The SAS provides
(1) high-resolution, high-bandwidth aspect information for image reconstruction,
(2) real-time aspect error signals for spacecraft pointing, (3) monitoring
of the relative twist of the two grid trays, and (4) full-Sun white-light
images for coalignment with ground-based images. The SAS is similar to
the aspect system on HEIDI that demonstrated 0.5-arcsec performance at
balloon altitudes. It consists of three identical lens-filter assemblies
mounted on the forward grid tray to form full-Sun images on three 2048
x 13-µm linear diode arrays mounted on the rear grid tray. Simultaneous
exposures of three chords of the focused solar images are made every 10
ms by each of the arrays. A digital threshold algorithm is used to select
four pixels that span each solar limb for inclusion in the telemetry. These
digitized pixel outputs allow six precise locations of the solar limb to
be obtained on the ground by interpolation, thus providing knowledge of
Sun center in pitch and yaw to 1.5 arcsec (3 sigma).
When the SAS is
pointing to within ~0.2° of Sun center, simple algorithms using the
limb pixel numbers also provide real-time error signals with ~<10 arcsec
precision to the spacecraft Attitude Control System (ACS). Use of the SAS
in this way for both imaging and pointing avoids problems of coalignment.

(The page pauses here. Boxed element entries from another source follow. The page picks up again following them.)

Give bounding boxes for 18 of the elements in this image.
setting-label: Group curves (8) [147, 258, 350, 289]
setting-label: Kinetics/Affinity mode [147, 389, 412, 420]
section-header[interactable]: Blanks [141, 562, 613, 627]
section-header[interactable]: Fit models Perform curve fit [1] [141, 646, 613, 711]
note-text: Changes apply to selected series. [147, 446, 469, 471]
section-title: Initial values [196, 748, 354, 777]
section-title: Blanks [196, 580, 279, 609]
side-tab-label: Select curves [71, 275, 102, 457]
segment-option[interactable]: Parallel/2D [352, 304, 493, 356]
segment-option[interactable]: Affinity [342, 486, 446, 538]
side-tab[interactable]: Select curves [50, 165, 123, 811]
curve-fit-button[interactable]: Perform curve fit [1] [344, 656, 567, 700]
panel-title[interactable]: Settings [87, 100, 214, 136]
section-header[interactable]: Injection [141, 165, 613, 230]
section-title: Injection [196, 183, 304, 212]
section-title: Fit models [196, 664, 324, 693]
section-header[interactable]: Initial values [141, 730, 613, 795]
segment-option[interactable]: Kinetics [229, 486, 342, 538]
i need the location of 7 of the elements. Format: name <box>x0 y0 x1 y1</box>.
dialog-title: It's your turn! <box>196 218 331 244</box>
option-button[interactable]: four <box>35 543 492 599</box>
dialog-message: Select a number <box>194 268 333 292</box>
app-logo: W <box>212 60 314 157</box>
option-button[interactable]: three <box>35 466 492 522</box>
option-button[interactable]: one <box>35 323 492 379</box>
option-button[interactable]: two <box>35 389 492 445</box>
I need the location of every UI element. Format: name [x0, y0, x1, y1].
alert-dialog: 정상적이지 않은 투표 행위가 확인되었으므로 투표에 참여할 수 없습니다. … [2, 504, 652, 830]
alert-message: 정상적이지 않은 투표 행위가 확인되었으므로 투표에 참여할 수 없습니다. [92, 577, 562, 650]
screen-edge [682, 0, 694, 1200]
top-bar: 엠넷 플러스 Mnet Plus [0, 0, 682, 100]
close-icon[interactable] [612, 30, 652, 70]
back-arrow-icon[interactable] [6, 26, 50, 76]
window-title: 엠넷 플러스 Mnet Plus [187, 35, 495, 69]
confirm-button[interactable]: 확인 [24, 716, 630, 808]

The SAS is also used as a solar acquisition sensor with an effective radial
field of view of 46 arcmin by the detection of a single limb in any one
of the three diode arrays.
Although the aspect solution itself is independent of twist, the internal
consistency of the three independent solutions possible with the built-in redundancy provides
a continuous, highly sensitive measure of the relative twist of the upper and lower grid trays
during flight. The SAS aspect requirement of 1.5 arcsec corresponds to a sensitivity to relative
twist of 0.4 arcmin. During prelaunch coalignment tests, this SAS twist measurement is calibrated
against that provided by the Twist Monitoring System (TMS).
The SAS was built by the Paul Scherrer Institute in Switzerland.